Pintu kamar dibuka dari dalam. Karno masih belum tidur. Majikan putrinya itu sudah berpesan sebelumnya kalau malam itu dia harus mengantar sang majikan ke suatu tempat.

Tanpa diberi tahu pun, Karno sudah bisa menebak tempat mana yang akan mereka tuju nantinya. Sebab, hanya ada satu tempat yang mungkin mereka datangi di jam segitu. Rumah Mbah Wursita, sang dukun.

“Ayo, No, cepat keluarkan mobil sekarang. Jangan berisik!” Nurlaila memberi isyarat dengan telunjuk di bibir, kemudian menunjuk ke lantai dua, ke kamarnya Hendi.
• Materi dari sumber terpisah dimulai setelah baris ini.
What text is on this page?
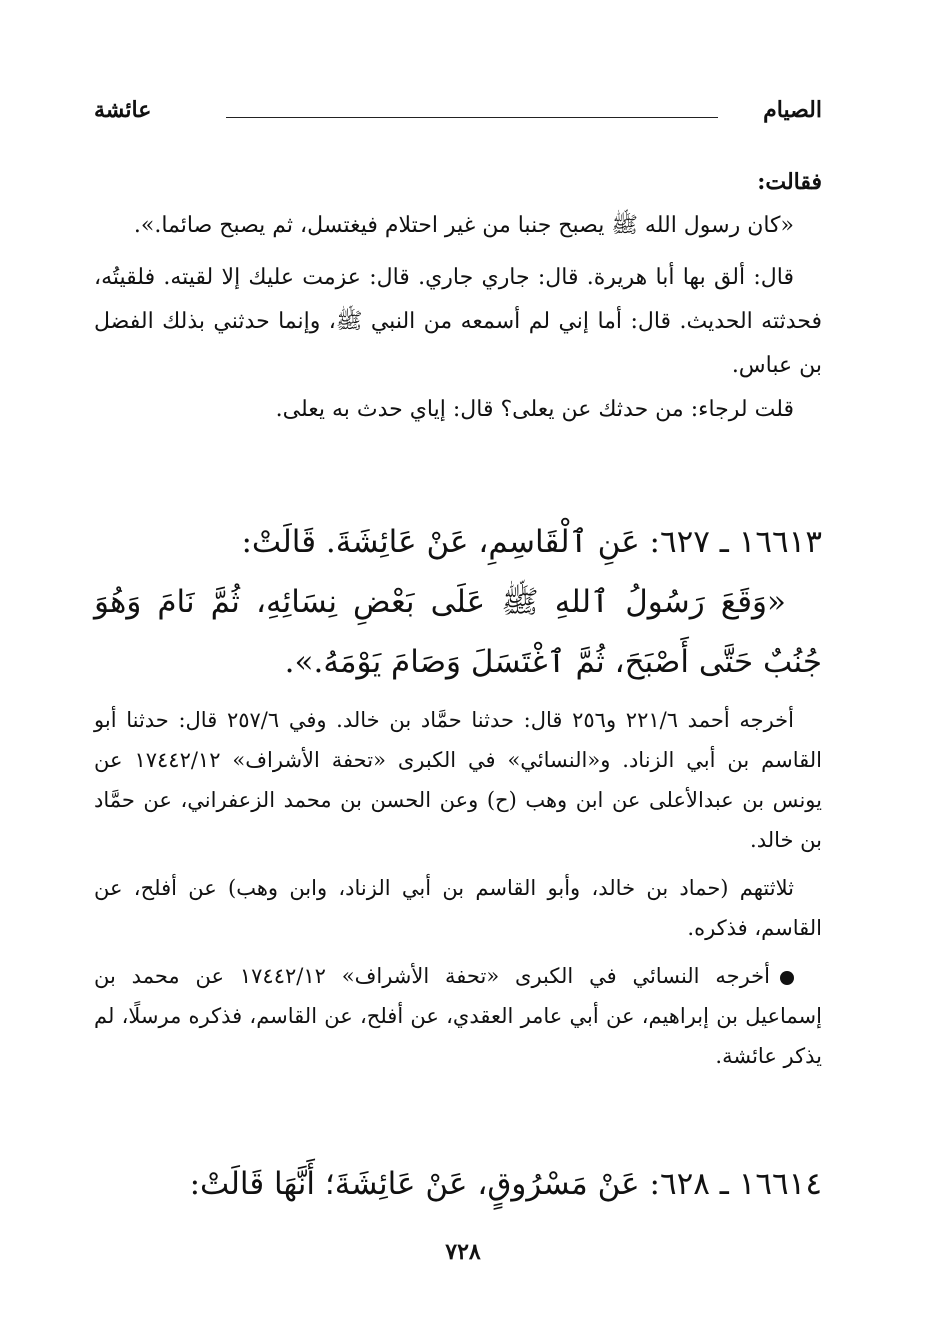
الصيام
عائشة

فقالت:

«كان رسول الله ﷺ يصبح جنبا من غير احتلام فيغتسل، ثم يصبح صائما.».

قال: ألق بها أبا هريرة. قال: جاري جاري. قال: عزمت عليك إلا لقيته. فلقيتُه، فحدثته الحديث. قال: أما إني لم أسمعه من النبي ﷺ، وإنما حدثني بذلك الفضل بن عباس.

قلت لرجاء: من حدثك عن يعلى؟ قال: إياي حدث به يعلى.

١٦٦١٣ ـ ٦٢٧: عَنِ ٱلْقَاسِمِ، عَنْ عَائِشَةَ. قَالَتْ:

«وَقَعَ رَسُولُ ٱللهِ ﷺ عَلَى بَعْضِ نِسَائِهِ، ثُمَّ نَامَ وَهُوَ جُنُبٌ حَتَّى أَصْبَحَ، ثُمَّ ٱغْتَسَلَ وَصَامَ يَوْمَهُ.».

أخرجه أحمد ٢٢١/٦ و٢٥٦ قال: حدثنا حمَّاد بن خالد. وفي ٢٥٧/٦ قال: حدثنا أبو القاسم بن أبي الزناد. و«النسائي» في الكبرى «تحفة الأشراف» ١٧٤٤٢/١٢ عن يونس بن عبدالأعلى عن ابن وهب (ح) وعن الحسن بن محمد الزعفراني، عن حمَّاد بن خالد.

ثلاثتهم (حماد بن خالد، وأبو القاسم بن أبي الزناد، وابن وهب) عن أفلح، عن القاسم، فذكره.

أخرجه النسائي في الكبرى «تحفة الأشراف» ١٧٤٤٢/١٢ عن محمد بن إسماعيل بن إبراهيم، عن أبي عامر العقدي، عن أفلح، عن القاسم، فذكره مرسلًا، لم يذكر عائشة.

١٦٦١٤ ـ ٦٢٨: عَنْ مَسْرُوقٍ، عَنْ عَائِشَةَ؛ أَنَّهَا قَالَتْ:

٧٢٨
Karno mengangguk tanda mengerti. Hendi tidak boleh tahu kalau mereka akan mengunjungi seorang dukun.

Tak lama kemudian, sebuah mobil yang disupiri Karno membawa Nurlaila keluar dari rumah menembus keheningan malam. Dan, tanpa mereka sadari, Hendi mengintip kepergian mereka dari balik tirai jendela kamarnya.

*

Karno mengendarai mobil sampai jauh ke pinggiran kampung. Meski demikian, lalu lintas lengang, kira-kira setengah jam kemudian, Karno menghentikan mobil. Mereka sudah tiba di rumah Mbah Wursito yang besar dan bergaya kuno. Posisi rumah itu sendiri jauh dari pemukiman warga, berada di tengah-tengah kebun kosong. Suasana sekitar tempat itu remang-remang, sementara angin malam berembus sejuk, membuat bulu kuduk berdiri, entah memang karena dingin atau hawa angker yang mengambang di udara.
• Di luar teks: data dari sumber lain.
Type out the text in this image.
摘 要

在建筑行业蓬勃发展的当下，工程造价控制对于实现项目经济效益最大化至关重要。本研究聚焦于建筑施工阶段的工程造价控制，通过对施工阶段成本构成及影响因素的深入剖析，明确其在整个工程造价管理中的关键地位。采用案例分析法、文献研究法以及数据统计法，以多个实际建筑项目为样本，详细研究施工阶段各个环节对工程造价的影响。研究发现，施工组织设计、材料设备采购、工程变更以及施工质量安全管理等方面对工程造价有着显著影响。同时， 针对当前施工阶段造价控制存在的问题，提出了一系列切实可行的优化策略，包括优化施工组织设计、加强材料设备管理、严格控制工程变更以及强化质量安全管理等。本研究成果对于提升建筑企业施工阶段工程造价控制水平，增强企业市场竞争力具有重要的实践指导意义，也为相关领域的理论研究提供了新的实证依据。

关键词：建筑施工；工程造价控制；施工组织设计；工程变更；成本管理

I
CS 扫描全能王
Nurlaila turun dari mobil, sementara Karno tetap berada di balik kemudi, menunggu. Baru beberapa langkah Nurlaila berjalan mendekati rumah, pintu depan rumah yang tadinya tertutup, tiba-tiba terbuka lebar, seakan-akan ada kekuatan tak terlihat yang mendorongnya.

Dada Nurlaila berdesir. Dia tahu pintunya itu memang kerap terbuka sendiri setiap kali dia datang ke sana, tetapi masih saja dia tidak terbiasa. Sebenarnya, Nurlaila tidak pernah suka datang ke tempat itu, kalau saja tidak terpaksa. Ada yang harus dia konfirmasikan kepada Mbah Wursita.

“Kulonuwun, Mbah,” sapa Nurlaila begitu menginjakkan kaki di dalam.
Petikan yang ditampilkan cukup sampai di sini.